Sheffield Hallam University, in collaboration with the River Don Project and Opus Independents, presents two eco-poetry workshops exploring our unique interactions, meaning, value and connections to our waterways.
From commercial beginnings in 1819, the Sheffield and Tinsley Canal is now home to an array of wildlife, vegetation, residents, and industrial heritage.
We will be hosting two cruises:
- 10.00am-11.30am: Family-friendly workshop led by Danae Wellington, Poet Laureate of Sheffield
In many indigenous cultures across the world, the river has many names. For centuries, tales of gods and goddesses and mythical creatures of all kinds have inhabited the water. During this workshop, we’ll be looking at four myths: the Celtic river goddess Danu, the Jamaican tale of the River Mumma and her golden table, the West-African Mami Wata and Yoruba river goddess Obba Nani. We’ll be looking at what connects them, what they teach us about the land and water around us and ourselves and what they reveal about themselves through the flora and fauna. You will hear a reading of a newly commissioned poem by Harriet Tarlo, Professor of Ecopoetry and Poetics and have an opportunity to write your own myths and tales about the water and discover the magical worlds that live deep beneath them.

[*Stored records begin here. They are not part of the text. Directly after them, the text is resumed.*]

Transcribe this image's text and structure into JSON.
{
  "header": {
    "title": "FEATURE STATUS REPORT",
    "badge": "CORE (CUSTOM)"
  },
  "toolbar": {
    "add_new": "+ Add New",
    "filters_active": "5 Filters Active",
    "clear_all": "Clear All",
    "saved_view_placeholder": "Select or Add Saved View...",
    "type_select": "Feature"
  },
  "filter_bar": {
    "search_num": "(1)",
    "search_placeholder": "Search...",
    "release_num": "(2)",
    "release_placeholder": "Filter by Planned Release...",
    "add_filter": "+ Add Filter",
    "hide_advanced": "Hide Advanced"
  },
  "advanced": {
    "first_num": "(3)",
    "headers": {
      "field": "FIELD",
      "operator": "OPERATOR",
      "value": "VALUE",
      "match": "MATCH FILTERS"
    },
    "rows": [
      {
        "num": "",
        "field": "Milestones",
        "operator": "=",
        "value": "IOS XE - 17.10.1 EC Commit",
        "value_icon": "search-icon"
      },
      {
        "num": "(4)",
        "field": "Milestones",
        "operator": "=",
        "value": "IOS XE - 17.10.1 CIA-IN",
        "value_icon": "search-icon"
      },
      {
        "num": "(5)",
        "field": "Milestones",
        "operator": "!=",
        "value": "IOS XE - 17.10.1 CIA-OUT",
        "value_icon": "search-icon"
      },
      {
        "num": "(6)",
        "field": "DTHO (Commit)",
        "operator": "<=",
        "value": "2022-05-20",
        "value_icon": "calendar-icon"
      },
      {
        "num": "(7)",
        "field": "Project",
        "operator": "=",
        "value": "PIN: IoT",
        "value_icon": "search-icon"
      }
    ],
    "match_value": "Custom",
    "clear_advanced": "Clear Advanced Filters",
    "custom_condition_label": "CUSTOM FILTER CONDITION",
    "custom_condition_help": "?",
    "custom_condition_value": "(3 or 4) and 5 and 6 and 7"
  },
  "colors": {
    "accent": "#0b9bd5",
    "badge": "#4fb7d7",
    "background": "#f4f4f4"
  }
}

- 1.00pm-3.00pm: A workshop for people aged 15+ led by Harriet Tarlo, Professor of Ecopoetry and Poetics.
During the afternoon workshop, you will be the first to hear a reading of a newly commissioned poem by Harriet Tarlo, Professor of Ecopoetry and Poetics, inspired by Sheffield’s historic waterways. You will then engage in a place-based, guided ecopoetic workshop, writing your own poetry focussing on the industrial and natural past, present and future of the canal landscape. Do bring along any memories, photographs, or stories you have that are connected to the Sheffield waterways.
Ella Barrett, Community Curator, will join both cruises and share historical and present-day narratives from communities bordering the canal.
No prior writing experience is needed. Everybody is welcome! To book your place please visit Eventbrite.
Please arrive at least 10 minutes before the cruise time. Unfortunately, we cannot wait for late arrivals. Staff will allocate you to your table when entering the boat. Please note that tables on the boat will be shared between passengers and therefore multiple parties may be seated together.
We will embark on the boat at Victoria Quays and will cruise along the Sheffield and Tinsley Canal and return. You can find further information about the route HERE.
The floor of the passenger boat can be raised and lowered to create step-free access and accommodate standard and electric wheelchairs to a maximum width of 740mm including any external wheel rims and nuts. The boat has an accessible toilet on board.
Please let us know at your earliest convenience if you require a BSL interpreter.
We want our event to be as inclusive as possible, if you have any accessibility requirements, please contact us ahead of the event.
Photography / Filmography:
Photographs and filming will take place during this event. If you do not wish to be photographed or filmed, please inform a member of the team upon arrival on the day of the event.
The boat operates a bar serving tea, coffee, soft drinks and a full bar service. Payments can be made by cash or card.
This event is part of Being Human Festival, the UK’s national festival of the humanities, taking place 9-18 November 2023. Led by the School of Advanced Study, University of London, with generous support from Research England, in partnership with the Arts and Humanities Research Council and the British Academy. For further information please see beinghumanfestival.org. #BeingHuman2023
Professor Harriet Tarlo is the author of eight single-author poetry publications with Shearsman Press, Etruscan books and, most recently, Cut Flowers (2021) with Guillemot Press. She has collaborated for ten years with the artist Judith Tucker, exhibiting widely here and abroad and publishing five artists’ books with Wild Pansy Press, the latest being Saltwort (2022). Her anthology on radical landscape poetry, The Ground Aslant (2011) is a key text in the field, and she had edited special features on women and ecopoetics for How2 Vol 3:2 (2008), on ecopoetics for Plumwood Mountain Vol 4:1 (2017) on cross-disciplinary environmental art for Green Letters Vol 23:3 (2019). She is the author of numerous essays for academic publications and journals such as Jacket, Sociologia Ruralis and Critical Survey. She has worked extensively on projects which both celebrate local places and engage with environmental concerns, most recently, with geographer Jon Bridge and the Wildlife Trust, on the AHRC-funded Hydrospheres (the local river/reservoir network), with scientist Nicola Hemmings, on Royal Society-funded project, Every Bird a Nest, and, with Judith Tucker, on Arts Council-funded Hideaway (the Lincolnshire saltmarsh).